The government recently passed legislation that all 500 districts in the country must have a hospital that can provide basic emergency care. Currently, only 20% of districts have such hospitals. Because the construction of hospitals is expensive and can take up to two years to build, the government plans to phase this program in over 10 years. It is willing to randomize and wants to know the short-run (1 year) impact of this program on health outcomes. However, individuals from neighboring districts will likely use the hospital if one does not exist in their own district, and therefore they will likely see improved health outcomes as well, even if they are not in a “treatment” district.
Suppose that in our impact analysis of the program described above we are only comparing endline outcomes, without any controls or covariates. If in the control group (but not the treatment group), some of the particularly poor and disadvantaged districts refused to particpate in the study, and we did nothing to correct for the attrition, what might that do to our results?
It would likely lead us to underestimate the program’s impact
In this case, the control group at endline would be made up of richer districts than the treatment group, and therefore would have better health outcomes. If the poorest households were not included in our endline of the control group, we would conclude for the control group to have better health outcomes than it had in reality. This would lead us to underestimate the impact of our program, since the difference in outcomes between treatment and control group appears smaller than it really is.

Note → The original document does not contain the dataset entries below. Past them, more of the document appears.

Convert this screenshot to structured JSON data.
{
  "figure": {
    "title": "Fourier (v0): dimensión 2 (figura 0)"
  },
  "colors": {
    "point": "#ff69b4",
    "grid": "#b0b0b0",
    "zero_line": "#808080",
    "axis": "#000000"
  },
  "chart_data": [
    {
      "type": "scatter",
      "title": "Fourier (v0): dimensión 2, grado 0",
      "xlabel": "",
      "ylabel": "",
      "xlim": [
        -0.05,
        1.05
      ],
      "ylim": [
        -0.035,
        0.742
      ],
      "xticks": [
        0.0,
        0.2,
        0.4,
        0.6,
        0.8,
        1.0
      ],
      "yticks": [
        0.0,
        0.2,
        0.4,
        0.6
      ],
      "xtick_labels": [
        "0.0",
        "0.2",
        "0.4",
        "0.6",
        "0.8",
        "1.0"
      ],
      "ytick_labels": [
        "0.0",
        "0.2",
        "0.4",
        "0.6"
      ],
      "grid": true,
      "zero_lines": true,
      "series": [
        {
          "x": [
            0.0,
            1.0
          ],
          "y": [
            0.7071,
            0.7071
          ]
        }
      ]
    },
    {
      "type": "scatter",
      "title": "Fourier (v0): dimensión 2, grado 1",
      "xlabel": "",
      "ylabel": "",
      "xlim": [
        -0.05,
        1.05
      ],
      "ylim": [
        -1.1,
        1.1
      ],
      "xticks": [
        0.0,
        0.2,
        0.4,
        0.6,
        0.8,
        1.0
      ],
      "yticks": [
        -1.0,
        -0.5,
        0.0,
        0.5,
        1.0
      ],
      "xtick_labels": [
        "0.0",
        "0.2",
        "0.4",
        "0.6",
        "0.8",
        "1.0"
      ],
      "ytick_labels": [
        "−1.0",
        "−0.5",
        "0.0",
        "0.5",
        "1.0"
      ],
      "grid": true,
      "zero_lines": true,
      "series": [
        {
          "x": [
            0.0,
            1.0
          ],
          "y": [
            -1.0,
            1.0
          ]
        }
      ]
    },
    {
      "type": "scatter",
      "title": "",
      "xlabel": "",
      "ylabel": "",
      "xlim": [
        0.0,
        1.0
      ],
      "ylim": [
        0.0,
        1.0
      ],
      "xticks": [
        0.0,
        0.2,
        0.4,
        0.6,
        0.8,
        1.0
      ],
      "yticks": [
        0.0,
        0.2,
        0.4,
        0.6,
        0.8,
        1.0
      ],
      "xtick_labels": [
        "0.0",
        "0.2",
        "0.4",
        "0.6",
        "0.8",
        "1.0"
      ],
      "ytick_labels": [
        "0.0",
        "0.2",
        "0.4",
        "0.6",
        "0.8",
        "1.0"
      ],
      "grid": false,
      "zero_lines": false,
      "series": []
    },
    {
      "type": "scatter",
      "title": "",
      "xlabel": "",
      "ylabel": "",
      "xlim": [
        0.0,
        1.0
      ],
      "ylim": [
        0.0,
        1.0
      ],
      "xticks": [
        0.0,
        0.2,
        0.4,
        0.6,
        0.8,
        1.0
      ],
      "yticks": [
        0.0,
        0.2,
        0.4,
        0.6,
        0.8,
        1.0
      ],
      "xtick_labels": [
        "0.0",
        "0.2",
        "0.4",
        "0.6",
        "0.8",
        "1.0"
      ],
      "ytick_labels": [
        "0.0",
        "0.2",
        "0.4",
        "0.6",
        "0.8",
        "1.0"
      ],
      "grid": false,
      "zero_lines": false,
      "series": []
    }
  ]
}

The government recently passed legislation that all 500 districts in the country must have a hospital that can provide basic emergency care. Currently, only 20% of districts have such hospitals. Because the construction of hospitals is expensive and can take up to two years to build, the government plans to phase this program in over 10 years. It is willing to randomize and wants to know the short-run (1 year) impact of this program on health outcomes. However, individuals from neighboring districts will likely use the hospital if one does not exist in their own district, and therefore they will likely see improved health outcomes as well, even if they are not in a “treatment” district.
As part of our training on financial literacy for microenterprises, we teach entrepreneurs how to keep financial diaries. This also allows us to obtain accurate data on their profits. For members of the control group (who are not given training, and do not keep financial diaries), we conduct a monthly survey on revenues and costs to measure profits.
Excludability
Not only is take-up affected by treatment status, but so is measurement. For example, if there is any systematic error in measuring profits in the survey method, but not the financial diary method, those measures would differ by treatment status, even if the true treatment is zero. So now the assigned treatment status is affecting outcomes not only through the treatment, but through measurement. This is a violation of excludability because now the treatment is not the “exclusive” difference between the two groups.